Bridget McGinnis also rent Tahitis, small inflatable boats similar to a kayak but more stable and easier to navigate. They offer a handy shuttle service to several launching points, where you can paddle down the river and spend a glorious day floating through pristine canyons and gentle riffles.

If you’d prefer to sleep under the stars, the surrounding area boasts beautiful campgrounds at Foster Bar, Illahe, and Oak Flat, all of which feature idyllic campsites right on the river’s edge. Hikers can choose from a large network of trails, including the Rogue River, Illinois River, and Pine Grove trails.

As for fishing, perhaps a sign at the one of the local lodges says it best: “Agness: a small drinking town with a large fishing problem.” Anglers will find themselves in fishing heaven, as the river teems with salmon and steelhead practically year-round. John Carl’s Guide Service offers full or half-day trips, or you can find your own quiet fishing hole and drop a line.
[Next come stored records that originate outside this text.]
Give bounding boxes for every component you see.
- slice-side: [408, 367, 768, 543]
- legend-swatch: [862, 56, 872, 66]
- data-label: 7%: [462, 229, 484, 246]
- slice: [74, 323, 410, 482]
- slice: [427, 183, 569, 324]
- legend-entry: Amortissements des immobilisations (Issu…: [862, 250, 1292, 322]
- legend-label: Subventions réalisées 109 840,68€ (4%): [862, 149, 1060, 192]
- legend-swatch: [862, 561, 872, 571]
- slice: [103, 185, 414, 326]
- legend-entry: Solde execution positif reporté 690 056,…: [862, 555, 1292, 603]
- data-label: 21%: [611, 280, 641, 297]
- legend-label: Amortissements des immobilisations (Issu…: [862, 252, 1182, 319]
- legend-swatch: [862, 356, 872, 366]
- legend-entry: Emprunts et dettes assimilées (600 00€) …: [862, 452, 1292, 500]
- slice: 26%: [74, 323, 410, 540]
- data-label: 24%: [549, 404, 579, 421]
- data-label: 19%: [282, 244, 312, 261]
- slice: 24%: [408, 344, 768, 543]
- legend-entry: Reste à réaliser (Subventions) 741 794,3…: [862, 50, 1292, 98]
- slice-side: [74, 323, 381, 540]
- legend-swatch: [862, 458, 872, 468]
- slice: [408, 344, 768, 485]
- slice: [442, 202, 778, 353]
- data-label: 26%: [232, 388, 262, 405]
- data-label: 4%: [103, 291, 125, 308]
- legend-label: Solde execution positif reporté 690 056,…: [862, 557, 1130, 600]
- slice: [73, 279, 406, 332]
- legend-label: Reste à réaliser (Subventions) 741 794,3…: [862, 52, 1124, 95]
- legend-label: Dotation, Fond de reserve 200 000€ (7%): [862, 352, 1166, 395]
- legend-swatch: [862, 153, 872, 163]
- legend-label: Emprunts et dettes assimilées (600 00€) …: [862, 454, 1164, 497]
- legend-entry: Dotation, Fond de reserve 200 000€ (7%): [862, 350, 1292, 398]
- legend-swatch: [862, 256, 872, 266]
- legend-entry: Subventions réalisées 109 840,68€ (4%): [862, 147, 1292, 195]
When you venture “downtown,” and I use the term loosely, pop into the Agness Museum, located in the old Forest Service Guard Station. The museum features a wealth of local history and several ancient Native American petroglyphs scattered around the grounds. However, gaining entrance in the off-season can be an adventure in itself. Hugh, who was serving as my tour guide, called the museum to check their hours and received the following reply: “We don’t really have ‘hours,’ you just need to find someone with a key. I think Moose might have it.” Thus began the search for the elusive Moose, who was not to be found at his usual haunts. However, a bemused Hugh assured me that the museum keeps regular hours during the high season.

Possibly one of the most rewarding ways to end a day in Agness is to do as the locals do: grab a spot at the picnic table outside the Old Agness Store, have a cold drink (beer seems to be the beverage of choice), and enjoy some good conver-sation with the residents. As a sign outside the store states, “If they don’t know, they’ll tell you a lie.” Just don’t expect anything you share about yourself to be kept secret for long. “You know the saying ‘What happens in Vegas stays in Vegas’? Well, what happens in Agness gets blabbed everywhere,” says Cathy Warren, laughing.